Erdoğan, Brüksel'deki temasları çerçevesinde Belçika'ya İşgücü Göçünün 50. Yıl Dönümü Sempozyumu'nun kapanış oturumunda konuştu.

Brüksel'de bugün yaptığı temaslara değinen Erdoğan, "Gün boyunca Brüksel'de iki önemli vurguyu muhataplarımıza ilettim. Birincisi Türkiye, Avrupa Birliği hedefinde samimiyetini ve kararlılığını ilk günkü gibi sürdürüyor. Bu konuda hiçbir geri adım atmıyoruz. Avrupa Birliği'ne üyelik için, reformlarımızı kararlılıkla yaptık, yapıyoruz. Şu andaki 28 üyenin büyük bir kısmından AB müktesebatı noktasında Türkiye olarak daha ileri olduğumuzu iddia ediyorum" diye konuştu.
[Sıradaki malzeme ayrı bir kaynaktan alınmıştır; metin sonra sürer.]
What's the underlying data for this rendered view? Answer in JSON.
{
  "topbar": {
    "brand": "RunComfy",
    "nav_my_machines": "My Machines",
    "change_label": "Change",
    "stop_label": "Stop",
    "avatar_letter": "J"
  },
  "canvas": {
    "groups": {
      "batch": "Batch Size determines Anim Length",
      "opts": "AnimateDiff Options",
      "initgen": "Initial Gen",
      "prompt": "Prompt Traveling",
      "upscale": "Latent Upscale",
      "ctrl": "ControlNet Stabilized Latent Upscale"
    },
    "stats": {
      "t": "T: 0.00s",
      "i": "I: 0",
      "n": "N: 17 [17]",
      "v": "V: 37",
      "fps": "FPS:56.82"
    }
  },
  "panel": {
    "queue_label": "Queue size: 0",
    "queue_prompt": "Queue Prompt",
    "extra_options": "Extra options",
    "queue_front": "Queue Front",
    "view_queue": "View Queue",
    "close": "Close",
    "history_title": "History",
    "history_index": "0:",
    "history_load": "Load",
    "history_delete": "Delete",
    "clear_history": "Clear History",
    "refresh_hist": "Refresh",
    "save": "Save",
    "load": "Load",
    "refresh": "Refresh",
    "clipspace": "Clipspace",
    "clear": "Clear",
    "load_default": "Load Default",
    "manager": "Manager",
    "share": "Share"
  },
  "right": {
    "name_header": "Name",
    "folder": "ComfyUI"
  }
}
AB sürecinde bir yavaşlama olmadığını ve bundan sonra da olmayacağını belirten Başbakan Erdoğan, Türkiye'nin AB Bakanı bulunduğuna dikkati çekti. Başbakan Erdoğan, sözlerini şöyle sürdürdü:

"Maalesef AB içerisindeki bazı üyeler, Türkiye'nin üyelik süreci önüne bazı siyasi engeller çıkarıyor ve bu sayede süreci yavaşlatıyorlar. Bu engellere, bu yavaşlatma çabalarına rağmen biz kararlılığımızı muhafaza ediyoruz. Başta demokratikleşme olmak üzere, gerekli tüm adımları atıyoruz. 5 yıl aradan sonra Brüksel ziyaretimizin, AB ile olan ilişkilerimizin yeni bir döneme kapı açmasını gönülden arzu ediyorum. AB sürecimiz bundan sonra da devam edecektir, bunu da özellikle hatırlatmak istiyorum."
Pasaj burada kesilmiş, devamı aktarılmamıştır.